Taking the high road got us nowhere! I've also got Divorce Poison but haven't read it yet - skids are adults, I haven't seen them for years, but I know that it will be an interesting read. I don't know when you bought your copy but the edition I have claims to give tips on how to combat PAS. Clearly you can't stop it but it's important to address it and try to counteract it.

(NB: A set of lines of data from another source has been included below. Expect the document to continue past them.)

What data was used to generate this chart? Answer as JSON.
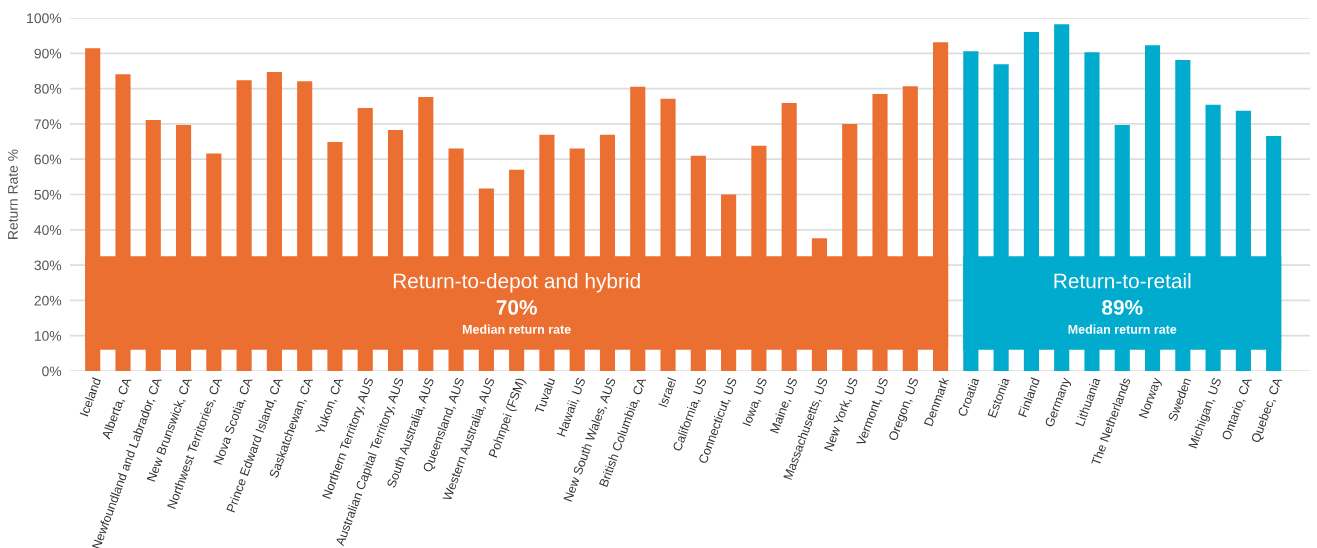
{
  "chart_data": {
    "type": "bar",
    "ylabel": "Return Rate %",
    "categories": [
      "Iceland",
      "Alberta, CA",
      "Newfoundland and Labrador, CA",
      "New Brunswick, CA",
      "Northwest Territories, CA",
      "Nova Scotia, CA",
      "Prince Edward Island, CA",
      "Saskatchewan, CA",
      "Yukon, CA",
      "Northern Territory, AUS",
      "Australian Capital Territory, AUS",
      "South Australia, AUS",
      "Queensland, AUS",
      "Western Australia, AUS",
      "Pohnpei (FSM)",
      "Tuvalu",
      "Hawaii, US",
      "New South Wales, AUS",
      "British Columbia, CA",
      "Israel",
      "California, US",
      "Connecticut, US",
      "Iowa, US",
      "Maine, US",
      "Massachusetts, US",
      "New York, US",
      "Vermont, US",
      "Oregon, US",
      "Denmark",
      "Croatia",
      "Estonia",
      "Finland",
      "Germany",
      "Lithuania",
      "The Netherlands",
      "Norway",
      "Sweden",
      "Michigan, US",
      "Ontario, CA",
      "Quebec, CA"
    ],
    "values": [
      91.4,
      84.1,
      71.1,
      69.7,
      61.6,
      82.4,
      84.7,
      82.1,
      64.9,
      74.5,
      68.3,
      77.6,
      63.0,
      51.7,
      57.0,
      66.9,
      63.0,
      66.9,
      80.5,
      77.1,
      61.0,
      50.0,
      63.8,
      75.9,
      37.6,
      70.0,
      78.5,
      80.7,
      93.1,
      90.6,
      86.9,
      96.0,
      98.2,
      90.3,
      69.7,
      92.3,
      88.1,
      75.4,
      73.7,
      66.6
    ],
    "colors": [
      "#ec6f32",
      "#ec6f32",
      "#ec6f32",
      "#ec6f32",
      "#ec6f32",
      "#ec6f32",
      "#ec6f32",
      "#ec6f32",
      "#ec6f32",
      "#ec6f32",
      "#ec6f32",
      "#ec6f32",
      "#ec6f32",
      "#ec6f32",
      "#ec6f32",
      "#ec6f32",
      "#ec6f32",
      "#ec6f32",
      "#ec6f32",
      "#ec6f32",
      "#ec6f32",
      "#ec6f32",
      "#ec6f32",
      "#ec6f32",
      "#ec6f32",
      "#ec6f32",
      "#ec6f32",
      "#ec6f32",
      "#ec6f32",
      "#00abce",
      "#00abce",
      "#00abce",
      "#00abce",
      "#00abce",
      "#00abce",
      "#00abce",
      "#00abce",
      "#00abce",
      "#00abce",
      "#00abce"
    ],
    "ylim": [
      0,
      100
    ],
    "yticks": [
      {
        "value": 0,
        "label": "0%"
      },
      {
        "value": 10,
        "label": "10%"
      },
      {
        "value": 20,
        "label": "20%"
      },
      {
        "value": 30,
        "label": "30%"
      },
      {
        "value": 40,
        "label": "40%"
      },
      {
        "value": 50,
        "label": "50%"
      },
      {
        "value": 60,
        "label": "60%"
      },
      {
        "value": 70,
        "label": "70%"
      },
      {
        "value": 80,
        "label": "80%"
      },
      {
        "value": 90,
        "label": "90%"
      },
      {
        "value": 100,
        "label": "100%"
      }
    ],
    "grid": "y",
    "annotations": [
      "Return-to-depot and hybrid",
      "70%",
      "Median return rate",
      "Return-to-retail",
      "89%",
      "Median return rate"
    ]
  }
}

My husband has many regrets about how he handled things in the past when perhaps he still had a chance to correct things when skids were little. They're adults now and they will not hear a word against BM. DH has told skids that BM put them in the middle and used them as pawns. They acknowledge that, as they acknowledge other BM midemeanours, but they seem to able to get over BM's faults, but not so much DH's. It's very unfair and imbalanced.

Gigi82's picture

I still can't believe that she would have the audacity to show a child the emails, and that your BM would show SS a letter like that. These poor kids, how could their mothers not realizing how they are causing long term damage to them mentally? Divorce Poison does offer a lot of tips to combat PAS, they just haven't worked for us yet. We make sure to never talk badly about BM in front of SD, and to not get upset when she tells us something terrible that BM has said about us. We have sent BM articles about Parental Alienation and it's harmful effects on children, hoping that she would realize that was she was doing was hurting her child. No reply ever, and the PAS just got worse.

SD told DH last night that her mom has "thousands of court papers that show he's bad". Not true, and I guarantee that she doesn't have proof of any of her claims against DH, while he has loads of proof showing that she is a manipulative liar. Never in a million years would he have dreamed of talking to SD about that, no matter how much BM has done to him.